For the second question, you'll want to explain the tradition theatrical forms--what they were, how they were used, and then contrast those with the modern techniques in use at that time. How were they different? Does Marlowe use elements of both? Is it effective?
The first question has a more philosophical slant, whereas the second is more technical. Choose the one which appeals to you more on that basis.
I hope this helps!
I've decided to change topics as these two were rather too difficult for me,
so i've decided to do "Is the epilogue's warning to the audience confirmed by the tone and events of the play as a whole?"
I think this topic is much more straight forward but i'm struggling to think of a few main points to focus on. Where do you think I should start?

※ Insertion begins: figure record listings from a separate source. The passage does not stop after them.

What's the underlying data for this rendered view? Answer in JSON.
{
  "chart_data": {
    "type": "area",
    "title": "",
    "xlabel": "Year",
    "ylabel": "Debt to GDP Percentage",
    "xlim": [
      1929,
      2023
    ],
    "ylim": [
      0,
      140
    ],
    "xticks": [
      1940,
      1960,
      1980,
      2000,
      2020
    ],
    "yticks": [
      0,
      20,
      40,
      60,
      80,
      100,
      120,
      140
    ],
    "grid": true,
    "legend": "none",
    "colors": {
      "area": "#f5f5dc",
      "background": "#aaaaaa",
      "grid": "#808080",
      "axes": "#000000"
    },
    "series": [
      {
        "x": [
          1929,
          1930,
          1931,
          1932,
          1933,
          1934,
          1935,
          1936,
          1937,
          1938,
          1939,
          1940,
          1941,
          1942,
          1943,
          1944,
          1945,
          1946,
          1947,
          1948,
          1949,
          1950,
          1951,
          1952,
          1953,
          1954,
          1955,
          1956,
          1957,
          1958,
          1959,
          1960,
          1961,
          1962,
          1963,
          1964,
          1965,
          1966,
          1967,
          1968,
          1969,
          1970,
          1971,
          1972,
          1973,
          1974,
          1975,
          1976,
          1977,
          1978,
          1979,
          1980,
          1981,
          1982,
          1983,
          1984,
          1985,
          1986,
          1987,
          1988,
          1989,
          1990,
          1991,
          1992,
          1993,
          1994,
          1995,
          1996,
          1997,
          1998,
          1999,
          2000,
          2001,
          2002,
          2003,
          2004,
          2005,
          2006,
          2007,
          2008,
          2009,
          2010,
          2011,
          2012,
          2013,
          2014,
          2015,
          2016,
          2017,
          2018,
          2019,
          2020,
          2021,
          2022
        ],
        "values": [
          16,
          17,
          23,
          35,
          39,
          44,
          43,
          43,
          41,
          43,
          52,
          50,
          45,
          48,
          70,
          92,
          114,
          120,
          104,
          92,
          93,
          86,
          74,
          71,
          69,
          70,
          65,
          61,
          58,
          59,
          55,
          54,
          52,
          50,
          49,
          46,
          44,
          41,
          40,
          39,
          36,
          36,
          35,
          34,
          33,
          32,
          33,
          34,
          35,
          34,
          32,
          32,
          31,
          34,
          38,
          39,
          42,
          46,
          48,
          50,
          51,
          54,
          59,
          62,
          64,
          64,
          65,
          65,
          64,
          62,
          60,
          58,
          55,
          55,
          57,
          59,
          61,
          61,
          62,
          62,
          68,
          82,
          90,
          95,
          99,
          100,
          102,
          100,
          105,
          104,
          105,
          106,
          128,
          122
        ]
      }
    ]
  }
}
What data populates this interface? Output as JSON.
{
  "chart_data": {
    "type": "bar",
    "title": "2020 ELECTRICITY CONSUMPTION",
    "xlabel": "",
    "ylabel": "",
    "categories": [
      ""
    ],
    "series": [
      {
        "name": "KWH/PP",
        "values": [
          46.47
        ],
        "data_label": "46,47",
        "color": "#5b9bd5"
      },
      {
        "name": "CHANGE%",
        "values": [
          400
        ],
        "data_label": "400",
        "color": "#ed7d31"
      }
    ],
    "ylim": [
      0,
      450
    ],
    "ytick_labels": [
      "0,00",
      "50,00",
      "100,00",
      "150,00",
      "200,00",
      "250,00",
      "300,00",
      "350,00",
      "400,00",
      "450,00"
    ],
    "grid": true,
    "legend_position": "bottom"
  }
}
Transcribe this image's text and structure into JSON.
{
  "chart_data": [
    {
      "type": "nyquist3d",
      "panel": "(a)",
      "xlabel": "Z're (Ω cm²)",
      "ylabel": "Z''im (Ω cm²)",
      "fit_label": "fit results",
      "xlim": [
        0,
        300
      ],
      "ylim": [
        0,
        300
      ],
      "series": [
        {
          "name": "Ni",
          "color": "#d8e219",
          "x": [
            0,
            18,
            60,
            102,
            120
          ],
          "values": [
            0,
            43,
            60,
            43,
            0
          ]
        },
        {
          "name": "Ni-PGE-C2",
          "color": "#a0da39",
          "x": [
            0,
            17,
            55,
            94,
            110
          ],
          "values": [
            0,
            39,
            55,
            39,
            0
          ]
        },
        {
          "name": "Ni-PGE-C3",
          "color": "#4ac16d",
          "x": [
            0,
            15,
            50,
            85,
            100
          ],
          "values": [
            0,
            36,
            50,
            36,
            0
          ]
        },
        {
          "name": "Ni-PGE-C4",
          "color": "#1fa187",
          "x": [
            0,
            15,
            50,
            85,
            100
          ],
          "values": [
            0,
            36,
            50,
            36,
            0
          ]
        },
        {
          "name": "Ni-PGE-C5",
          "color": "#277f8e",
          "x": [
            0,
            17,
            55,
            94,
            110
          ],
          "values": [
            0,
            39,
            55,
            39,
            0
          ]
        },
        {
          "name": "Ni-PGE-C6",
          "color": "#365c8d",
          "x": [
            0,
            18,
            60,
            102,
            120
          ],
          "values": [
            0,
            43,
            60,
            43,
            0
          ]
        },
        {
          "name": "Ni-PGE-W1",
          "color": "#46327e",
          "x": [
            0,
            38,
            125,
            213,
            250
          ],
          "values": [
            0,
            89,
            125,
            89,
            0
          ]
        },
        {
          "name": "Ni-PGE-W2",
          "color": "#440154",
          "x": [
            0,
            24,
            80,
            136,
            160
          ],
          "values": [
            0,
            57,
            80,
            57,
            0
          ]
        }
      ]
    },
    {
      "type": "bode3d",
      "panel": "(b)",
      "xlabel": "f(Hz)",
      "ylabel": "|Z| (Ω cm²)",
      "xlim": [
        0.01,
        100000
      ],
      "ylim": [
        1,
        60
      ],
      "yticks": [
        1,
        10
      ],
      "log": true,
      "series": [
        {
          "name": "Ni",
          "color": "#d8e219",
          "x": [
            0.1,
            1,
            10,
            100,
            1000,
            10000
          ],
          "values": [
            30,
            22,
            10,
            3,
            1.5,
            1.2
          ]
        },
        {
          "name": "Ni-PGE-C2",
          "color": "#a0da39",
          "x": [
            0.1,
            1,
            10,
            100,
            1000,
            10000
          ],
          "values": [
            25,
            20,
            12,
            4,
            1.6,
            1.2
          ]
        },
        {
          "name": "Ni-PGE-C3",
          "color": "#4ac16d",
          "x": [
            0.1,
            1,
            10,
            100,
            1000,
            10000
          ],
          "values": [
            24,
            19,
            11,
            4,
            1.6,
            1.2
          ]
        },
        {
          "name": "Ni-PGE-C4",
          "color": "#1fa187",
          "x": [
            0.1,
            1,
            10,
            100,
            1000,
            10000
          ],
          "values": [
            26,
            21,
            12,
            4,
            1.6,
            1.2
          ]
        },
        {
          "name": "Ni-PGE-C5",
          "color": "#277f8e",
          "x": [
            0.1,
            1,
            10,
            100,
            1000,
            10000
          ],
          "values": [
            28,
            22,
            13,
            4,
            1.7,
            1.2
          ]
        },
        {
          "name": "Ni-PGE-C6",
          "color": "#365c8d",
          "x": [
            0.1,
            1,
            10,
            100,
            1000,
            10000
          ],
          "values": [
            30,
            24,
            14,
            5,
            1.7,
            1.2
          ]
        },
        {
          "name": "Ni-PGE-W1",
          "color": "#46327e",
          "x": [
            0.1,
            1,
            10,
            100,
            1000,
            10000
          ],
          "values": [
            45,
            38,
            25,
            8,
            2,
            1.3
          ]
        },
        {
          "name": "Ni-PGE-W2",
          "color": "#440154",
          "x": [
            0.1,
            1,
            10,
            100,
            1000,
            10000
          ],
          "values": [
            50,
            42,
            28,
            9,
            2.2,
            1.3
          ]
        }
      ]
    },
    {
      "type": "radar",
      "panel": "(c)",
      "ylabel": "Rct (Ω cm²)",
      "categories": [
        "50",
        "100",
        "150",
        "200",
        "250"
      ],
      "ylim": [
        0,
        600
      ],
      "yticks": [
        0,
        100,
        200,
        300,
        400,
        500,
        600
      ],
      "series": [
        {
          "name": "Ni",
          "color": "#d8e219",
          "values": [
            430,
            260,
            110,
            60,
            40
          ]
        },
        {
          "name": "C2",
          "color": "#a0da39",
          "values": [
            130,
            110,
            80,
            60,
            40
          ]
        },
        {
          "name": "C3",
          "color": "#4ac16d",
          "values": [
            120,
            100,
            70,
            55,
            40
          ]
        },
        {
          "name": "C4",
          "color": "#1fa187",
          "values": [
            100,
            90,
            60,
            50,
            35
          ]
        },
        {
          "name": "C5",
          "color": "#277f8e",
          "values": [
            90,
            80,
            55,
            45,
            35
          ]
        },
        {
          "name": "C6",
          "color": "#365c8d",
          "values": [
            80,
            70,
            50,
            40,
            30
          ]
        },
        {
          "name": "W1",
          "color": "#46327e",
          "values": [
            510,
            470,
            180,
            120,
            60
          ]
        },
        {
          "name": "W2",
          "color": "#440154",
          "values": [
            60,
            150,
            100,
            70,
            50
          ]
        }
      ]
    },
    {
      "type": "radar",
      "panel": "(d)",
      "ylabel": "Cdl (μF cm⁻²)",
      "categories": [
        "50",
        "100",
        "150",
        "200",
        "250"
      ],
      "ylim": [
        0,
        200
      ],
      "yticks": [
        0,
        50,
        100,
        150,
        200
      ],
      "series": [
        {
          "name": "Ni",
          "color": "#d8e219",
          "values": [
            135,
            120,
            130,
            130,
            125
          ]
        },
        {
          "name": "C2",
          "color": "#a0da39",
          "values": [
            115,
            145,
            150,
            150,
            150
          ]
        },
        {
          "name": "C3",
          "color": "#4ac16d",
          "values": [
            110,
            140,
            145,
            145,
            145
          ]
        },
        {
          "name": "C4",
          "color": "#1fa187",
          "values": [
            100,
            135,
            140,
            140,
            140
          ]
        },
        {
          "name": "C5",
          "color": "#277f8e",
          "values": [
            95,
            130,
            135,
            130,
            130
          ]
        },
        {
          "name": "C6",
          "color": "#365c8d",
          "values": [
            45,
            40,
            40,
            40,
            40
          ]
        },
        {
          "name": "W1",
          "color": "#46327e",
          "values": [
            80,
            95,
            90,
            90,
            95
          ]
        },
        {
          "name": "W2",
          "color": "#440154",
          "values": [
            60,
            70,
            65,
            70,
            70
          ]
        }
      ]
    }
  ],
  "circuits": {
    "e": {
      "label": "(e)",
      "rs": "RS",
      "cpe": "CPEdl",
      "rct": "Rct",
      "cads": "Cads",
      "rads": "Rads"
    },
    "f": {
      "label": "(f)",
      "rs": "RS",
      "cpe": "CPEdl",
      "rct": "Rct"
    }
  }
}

Thanks alot for your help again,
PS: I promise i'll stick to this topic!!
It's good to be able to pick a topic you are more comfortable with. :-) You might want to begin by considering the audience of the 16th century. This would not have just been fantasy to them, but something which they would take seriously. Protection of one's immortal soul was an important concept in those days, and the Devil was considered a real threat. The prospect of spending eternity in the fiery pits of hell was a sobering thought. When you consider the tone and events of the play, keep this in mind.
I hope this helps!
Hi pete2321 and EF_Team2,
By the way thank you for lending me your name pete2321 :-) (even though i didnt ask permission, I'm sure you dont mind?).
But, regarding the topic, I am also studying Doctor Faustus and have been trying to use the "epilogue" question as a practice question, although I have ended up finding it incredibly confusing. In an essay like this, since there doesn't seem to be much discussion which can be had around the answer "yes" as it is easily justified, would it be fair then to branch out into discussing dramatic and other writing techniques in more detail? Also, can you please complete your sentence EF_Team2? "The prospect of spending eternity in the fiery pits of hell was a ..."
Thanks for pointing that sentence out! I edited it so it is not left hanging there forever...in the fiery pits... :-)
Yes, I think you can branch out, provided that, in doing so, you address the question. If your answer is yes, the epilogue's warning to the audience is confirmed by the tone and events of the play as a whole, then you will want to go on to give examples of why that is true. How is the tone conveyed? Which events confirm it?
I think you're on the right track with your thoughts of "dramatic and other writing techniques." See how many you can find to support your answer.